14. Mai 2025 Rede der Bundesentwicklungsministerin Reem Alabali Radovan vor dem Deutschen Bundestag in Berlin

Entwicklungsministerin Reem Alabali-Radovan bei ihrer Rede im Bundestag am 14. Mai 2025

Es gilt das gesprochene Wort!
Eine druckbare Version der Rede (PDF 80 KB, barrierefrei) finden Sie hier (Externer Link).

Sehr geehrter Herr Präsident!
Liebe Kolleginnen und Kollegen!

Ich sage es, wie es ist: Noch nie standen die Entwicklungspolitik und die gesamte internationale Zusammenarbeit so sehr unter Druck wie heute. Sowohl hier im Inland als auch im Ausland finden Debatten statt, die die Entwicklungszusammenarbeit infrage stellen, und die nationalistischen Tendenzen entscheidender Partner, besonders der Rückzug der USA, treffen die Entwicklungspolitik aufs Härteste.

Wir sehen sehr klar, wie zentral die USAID für die globale Gesundheit, für die Bekämpfung von Armut und Flucht war. Was es heißt, dass wir uns zu sehr auf die USA verlassen haben, sehen wir nicht nur in der Verteidigungspolitik. Das betrifft uns ganz direkt, auch unsere Sicherheit. Wir müssen also mehr investieren, um unsere Sicherheit zu gewährleisten.
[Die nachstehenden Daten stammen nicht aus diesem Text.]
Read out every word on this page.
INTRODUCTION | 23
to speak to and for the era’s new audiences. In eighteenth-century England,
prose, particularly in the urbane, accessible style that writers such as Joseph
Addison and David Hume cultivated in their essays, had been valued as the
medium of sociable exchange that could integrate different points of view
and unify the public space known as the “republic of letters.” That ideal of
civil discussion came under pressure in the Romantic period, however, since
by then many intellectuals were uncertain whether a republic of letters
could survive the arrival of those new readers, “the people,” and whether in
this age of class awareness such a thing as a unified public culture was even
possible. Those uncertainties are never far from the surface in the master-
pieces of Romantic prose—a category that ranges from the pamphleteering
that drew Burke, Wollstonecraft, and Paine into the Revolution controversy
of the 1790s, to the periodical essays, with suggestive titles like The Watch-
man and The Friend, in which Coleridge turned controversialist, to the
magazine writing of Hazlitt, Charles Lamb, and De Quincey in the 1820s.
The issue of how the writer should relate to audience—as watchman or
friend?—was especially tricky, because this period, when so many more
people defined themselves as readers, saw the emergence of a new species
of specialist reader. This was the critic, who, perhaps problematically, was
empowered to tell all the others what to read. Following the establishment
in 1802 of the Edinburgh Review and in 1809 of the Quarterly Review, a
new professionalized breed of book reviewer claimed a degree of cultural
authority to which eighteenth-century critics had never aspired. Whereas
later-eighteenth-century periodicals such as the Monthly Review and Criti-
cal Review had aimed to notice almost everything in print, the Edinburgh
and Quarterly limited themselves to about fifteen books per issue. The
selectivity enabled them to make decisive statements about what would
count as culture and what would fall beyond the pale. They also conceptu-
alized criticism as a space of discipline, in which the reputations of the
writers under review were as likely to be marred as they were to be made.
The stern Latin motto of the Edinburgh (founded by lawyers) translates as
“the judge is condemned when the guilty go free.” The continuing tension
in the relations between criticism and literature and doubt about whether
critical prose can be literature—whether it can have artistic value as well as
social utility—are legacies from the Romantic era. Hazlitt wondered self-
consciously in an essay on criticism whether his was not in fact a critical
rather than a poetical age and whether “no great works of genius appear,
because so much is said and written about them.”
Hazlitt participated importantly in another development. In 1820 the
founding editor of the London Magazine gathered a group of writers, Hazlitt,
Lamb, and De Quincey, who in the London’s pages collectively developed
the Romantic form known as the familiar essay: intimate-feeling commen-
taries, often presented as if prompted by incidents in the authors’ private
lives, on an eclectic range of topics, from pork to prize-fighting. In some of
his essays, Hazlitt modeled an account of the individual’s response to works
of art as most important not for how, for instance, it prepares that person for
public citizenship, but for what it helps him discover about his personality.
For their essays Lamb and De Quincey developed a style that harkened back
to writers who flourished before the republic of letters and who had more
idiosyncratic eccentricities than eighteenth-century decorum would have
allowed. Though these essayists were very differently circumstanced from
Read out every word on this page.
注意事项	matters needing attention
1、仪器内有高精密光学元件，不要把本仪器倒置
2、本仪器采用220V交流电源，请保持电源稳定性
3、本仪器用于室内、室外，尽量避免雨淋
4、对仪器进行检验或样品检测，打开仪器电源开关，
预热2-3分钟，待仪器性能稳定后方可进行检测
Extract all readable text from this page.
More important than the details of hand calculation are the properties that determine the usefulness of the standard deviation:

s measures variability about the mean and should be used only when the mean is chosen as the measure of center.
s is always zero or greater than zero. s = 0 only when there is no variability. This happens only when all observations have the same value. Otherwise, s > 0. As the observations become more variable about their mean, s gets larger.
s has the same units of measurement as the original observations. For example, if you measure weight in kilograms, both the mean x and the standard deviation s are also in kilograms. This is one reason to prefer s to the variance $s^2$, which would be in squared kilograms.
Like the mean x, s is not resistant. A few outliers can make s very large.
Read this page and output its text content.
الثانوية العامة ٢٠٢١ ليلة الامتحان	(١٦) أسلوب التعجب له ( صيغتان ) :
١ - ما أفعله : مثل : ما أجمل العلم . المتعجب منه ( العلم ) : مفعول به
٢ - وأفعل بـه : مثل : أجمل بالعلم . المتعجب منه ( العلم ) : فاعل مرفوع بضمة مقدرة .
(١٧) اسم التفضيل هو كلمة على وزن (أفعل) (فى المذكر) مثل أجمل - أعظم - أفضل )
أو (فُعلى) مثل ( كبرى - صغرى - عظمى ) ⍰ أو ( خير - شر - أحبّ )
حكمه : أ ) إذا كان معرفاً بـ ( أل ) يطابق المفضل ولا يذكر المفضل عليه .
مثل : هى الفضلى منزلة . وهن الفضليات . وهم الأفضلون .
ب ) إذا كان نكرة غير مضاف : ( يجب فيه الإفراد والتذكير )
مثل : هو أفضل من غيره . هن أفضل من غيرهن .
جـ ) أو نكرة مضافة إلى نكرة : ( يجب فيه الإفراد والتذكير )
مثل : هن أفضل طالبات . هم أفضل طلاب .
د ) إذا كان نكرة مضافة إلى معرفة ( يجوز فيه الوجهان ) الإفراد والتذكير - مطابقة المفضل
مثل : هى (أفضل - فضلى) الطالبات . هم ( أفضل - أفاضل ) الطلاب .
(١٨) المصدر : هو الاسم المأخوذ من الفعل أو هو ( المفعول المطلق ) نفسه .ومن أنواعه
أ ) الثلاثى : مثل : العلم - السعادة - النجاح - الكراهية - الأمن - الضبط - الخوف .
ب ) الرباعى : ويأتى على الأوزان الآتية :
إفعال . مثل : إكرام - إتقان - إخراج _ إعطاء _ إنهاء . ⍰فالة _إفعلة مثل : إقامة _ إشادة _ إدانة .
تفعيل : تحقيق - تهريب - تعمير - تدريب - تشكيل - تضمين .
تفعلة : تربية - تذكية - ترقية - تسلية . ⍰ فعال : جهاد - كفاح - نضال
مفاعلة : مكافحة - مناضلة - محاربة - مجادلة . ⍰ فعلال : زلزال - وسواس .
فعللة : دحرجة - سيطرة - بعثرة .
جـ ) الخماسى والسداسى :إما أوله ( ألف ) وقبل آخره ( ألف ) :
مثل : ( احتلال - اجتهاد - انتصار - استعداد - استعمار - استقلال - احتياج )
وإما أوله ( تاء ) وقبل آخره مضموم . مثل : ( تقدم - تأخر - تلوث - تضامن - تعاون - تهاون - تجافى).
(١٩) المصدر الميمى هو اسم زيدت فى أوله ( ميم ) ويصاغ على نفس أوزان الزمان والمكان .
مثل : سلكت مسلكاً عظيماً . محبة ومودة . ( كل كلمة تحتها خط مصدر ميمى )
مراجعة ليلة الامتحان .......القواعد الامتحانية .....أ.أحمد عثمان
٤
Als Bundesregierung setzen wir auf eine integrierte Sicherheitspolitik, das bedeutet, auf einen Dreiklang von Außen-, Verteidigungs- und Entwicklungspolitik.

Wir nehmen den Auftrag des Koalitionsvertrages sehr ernst: Die Entwicklungspolitik muss als essenzieller Bestandteil der deutschen Sicherheitsarchitektur neu gedacht werden.

Klar ist: Entwicklungszusammenarbeit war noch nie so wichtig wie heute. Die Ungleichheiten innerhalb von Gesellschaften verschärfen sich. Weltweit nehmen die Konflikte zu. Der russische Angriffskrieg gegen die Ukraine hat unser europäisches Sicherheitsverständnis grundlegend erschüttert.

Und wir sehen das Leid, das der schreckliche Terrorangriff der Hamas und der andauernde Krieg in Gaza bei den Menschen vor Ort verursachen. Die Bemühungen um einen Waffenstillstand dürfen gerade jetzt nicht abreißen. Die Geiseln müssen endlich alle freigelassen werden, und es muss jetzt ganz dringend Hilfe für die Zivilbevölkerung nach Gaza. Die Situation ist inakzeptabel. Angesichts der akuten Hungersnot zählt jede Sekunde.

In dieser aktuellen Lage ist es deshalb ein starkes Signal in die Welt, dass Deutschland auch weiterhin mit geballter Kraft auf internationale Zusammenarbeit und Entwicklungspolitik setzt. Das ist dem unermüdlichen Einsatz der Entwicklungspolitikerinnen und Entwicklungspolitiker zu verdanken, vor allem auch dem Einsatz meiner Vorgängerin. Liebe Svenja, herzlichen Dank für deinen unermüdlichen Einsatz!

Es ist gerade jetzt ein wichtiges Signal an die Welt, dass Isolation und Abschottung nicht gewinnen. Denn es ist klar, dass wir den aktuellen Krisen nur begegnen können, wenn wir weltweit zusammenarbeiten.

Angesichts dieser Herausforderungen führt an einer Neuaufstellung der Entwicklungspolitik kein Weg vorbei. Für mich heißt das vor allem Fokussierung. Das heißt, dass wir Entwicklungspolitik im Dreiklang mit Außen- und Verteidigungspolitik als nachhaltige Sicherheitspolitik ausbuchstabieren. Sie ist fundamentaler Teil des Ganzen. Es geht um Sicherheit und Verantwortung in der Welt.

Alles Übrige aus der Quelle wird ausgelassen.